Workshop Explores Relationship Between Natutral World and Psychological Well-being
Ottawa, Quebec (PRWEB) October 02, 2013 -- A workshop for mental health and other healing professionals will offer training on ways to integrate nature-based contemplative practices into a psychotherapeutic context. Titled “Psyche and Nature: Bringing nature into the clinical practice,” the daylong program, held on October 25, 2013, is hosted by Eco-psychotherapist Jan Edl Stein of the San Francisco Bay Area-based Holos Institute, a clinic offering affordable, holistically oriented psychotherapy and educational programs.
Stein will offer numerous clinical vignettes from her 25+ years as a psychotherapist and retreat leader in the San Francisco Bay Area.
The daylong workshop participants will help professionals:
• Learn fundamentals of a nature-based approach to healing
• Understand what it means to embrace an eco-psychological perspective
• Understand a map of the psyche that is described by cycles in nature
• Know about techniques of guiding a psycho/somatic exploration of the inner map
• Learn ways of elegant invitation to these techniques
• Discover applications of these practices that can greatly enhance work with clients, as well as personal growth
Participants will have an opportunity to discuss clinical case material in relation to an Ecopsychological framework. Participants may also choose to experience some of these principles in the experiential daylong retreat offered the next day.
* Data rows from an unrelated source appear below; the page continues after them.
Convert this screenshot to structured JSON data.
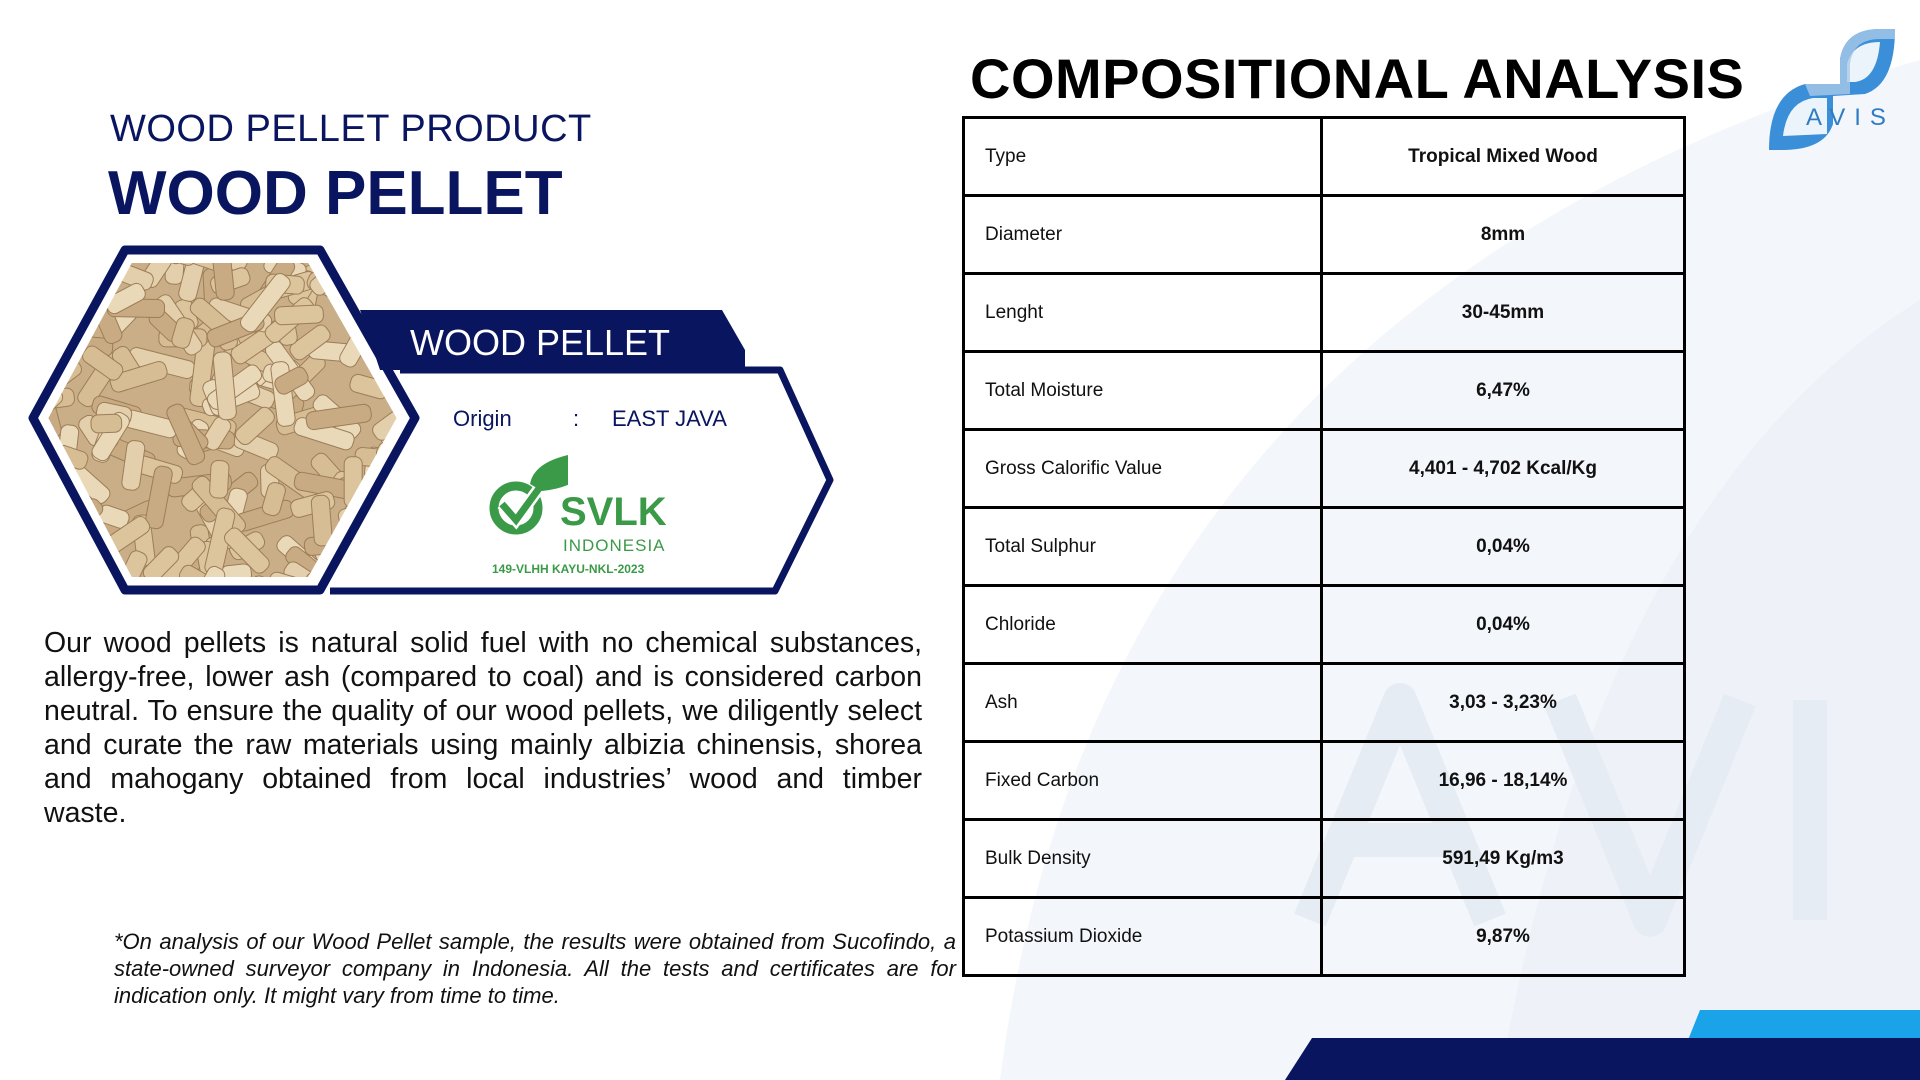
{
  "product": {
    "subtitle": "WOOD PELLET PRODUCT",
    "title": "WOOD PELLET",
    "banner": "WOOD PELLET",
    "origin_label": "Origin",
    "origin_sep": ":",
    "origin_value": "EAST JAVA",
    "certificate": {
      "name": "SVLK",
      "country": "INDONESIA",
      "code": "149-VLHH KAYU-NKL-2023"
    },
    "description": "Our  wood pellets is natural solid fuel with no chemical substances, allergy-free, lower ash (compared to coal) and is considered carbon neutral. To ensure  the  quality  of  our wood  pellets,  we diligently select and curate the raw materials using  mainly  albizia  chinensis,  shorea  and mahogany obtained from local industries’ wood and timber waste.",
    "footnote": "*On analysis of our Wood Pellet sample, the results  were  obtained  from Sucofindo,  a state-owned surveyor company in Indonesia. All the tests and certificates are for indication only. It might vary from time to time."
  },
  "analysis": {
    "title": "COMPOSITIONAL ANALYSIS",
    "rows": [
      {
        "label": "Type",
        "value": "Tropical Mixed Wood"
      },
      {
        "label": "Diameter",
        "value": "8mm"
      },
      {
        "label": "Lenght",
        "value": "30-45mm"
      },
      {
        "label": "Total Moisture",
        "value": "6,47%"
      },
      {
        "label": "Gross Calorific Value",
        "value": "4,401 - 4,702 Kcal/Kg"
      },
      {
        "label": "Total Sulphur",
        "value": "0,04%"
      },
      {
        "label": "Chloride",
        "value": "0,04%"
      },
      {
        "label": "Ash",
        "value": "3,03 - 3,23%"
      },
      {
        "label": "Fixed Carbon",
        "value": "16,96 - 18,14%"
      },
      {
        "label": "Bulk Density",
        "value": "591,49 Kg/m3"
      },
      {
        "label": "Potassium Dioxide",
        "value": "9,87%"
      }
    ]
  },
  "logo": {
    "text": "AVIS",
    "watermark": "AVIS"
  },
  "colors": {
    "navy": "#0a1560",
    "green": "#3a9a48",
    "logo_blue": "#2f7cc4",
    "accent_blue": "#1aa3e8"
  }
}
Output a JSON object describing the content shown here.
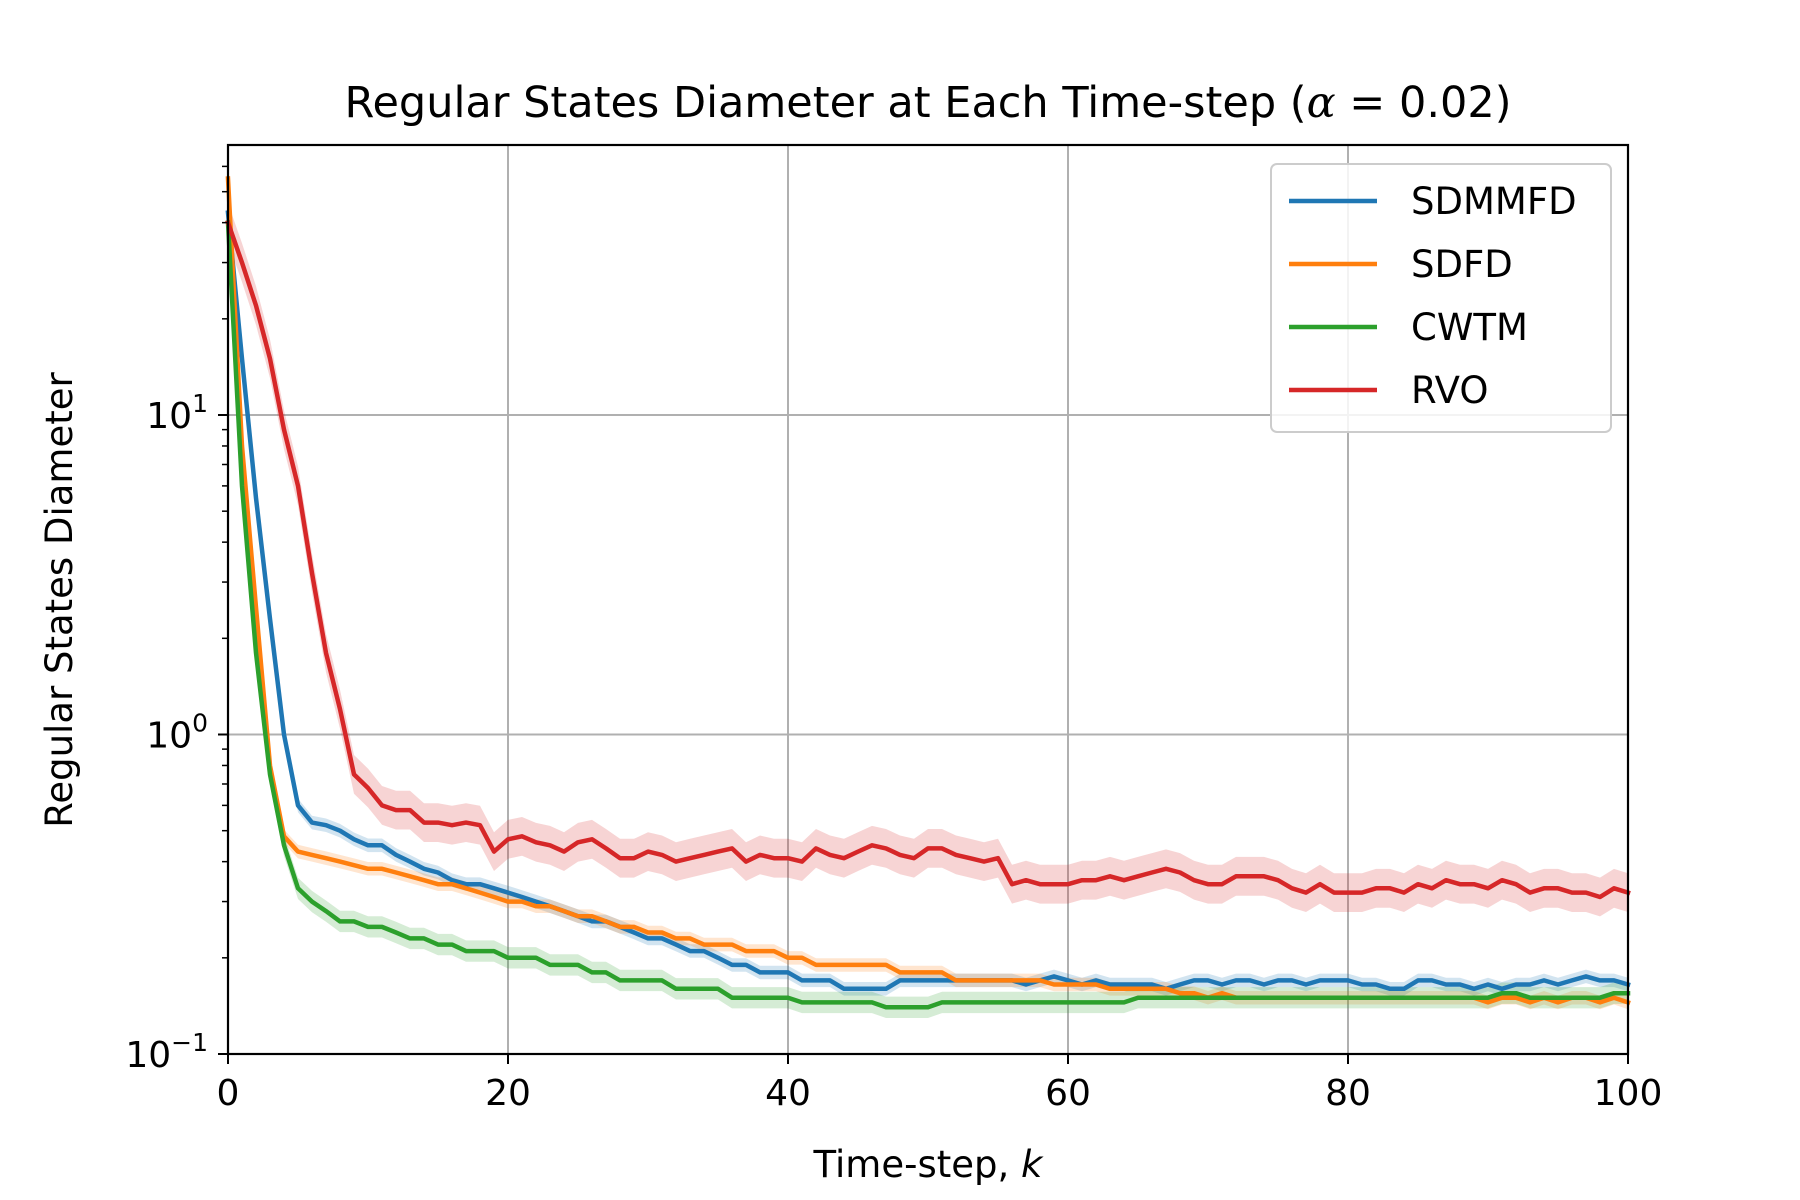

Jan Christensen, director of Sage Tree Circles, said that Eastern Canada needs more nature-based training for counselors and therapists.
“I believe that when we connect to the natural world, our perspectives and experience of life shifts, we benefit from the natural healing qualities of calming our mind, calming our spirits and feeling the expansiveness of being in the larger web of life,” Christensen said. “In our modern world, we do not have the deeper understanding of this connection that other ancient, and all aboriginal cultures, do have. As a modern society, we are beginning to see the biological evidence of our connection through the research findings of neuroscience - I believe this will continue to demonstrate what we intuitively experience.”
Christensen added: “As therapists, we can learn to connect ourselves and our clients to the natural world, and focus our attention on what exists, that is always there, everywhere around us, to support our well-being.”
WHEN and WHERE: The workshop will be held on October 25, 2013 from 9:30 a.m. to 5:30 p.m. at the La Grange Country Inn, Wakefield, Quebec.
CONTACT: For more information and to register for the workshop, contact Sage Tree Circles at http://www.sagetreecircles.com .
Visit the Holos Institute online at http://www.holosinstitute.net or call 415-750-0478.
What is Ecopsychology?
There are numerous psychological subfields that look at the interplay between human beings and their natural environment. The field of Ecopsychology expands upon traditional psychoanalytic thought by recognizing the profound relationship between human and nonhuman worlds, and that modern society is in an extreme, pathological state of rupture from the reality of the natural world. Just as Freud believed that neuroses were the consequences of dismissing our deep-rooted sexual and aggressive instincts, Ecopsychologists believe that grief, despair and anxiety are the consequences of dismissing equally deep-rooted ecological instincts. What follows is an approach that strives to reveal the spiritual and emotional toll exacted by the modern world, and to foster reconnection with the nonhuman world. Ecopsychology is broad terrain with many applications, such as: psychotherapy which understands nature connection as a defining aspect of health, “Ecotherapy” conducted outdoors, wilderness practice, contemplative practice, vision quests, shamanic counseling, and environmental education.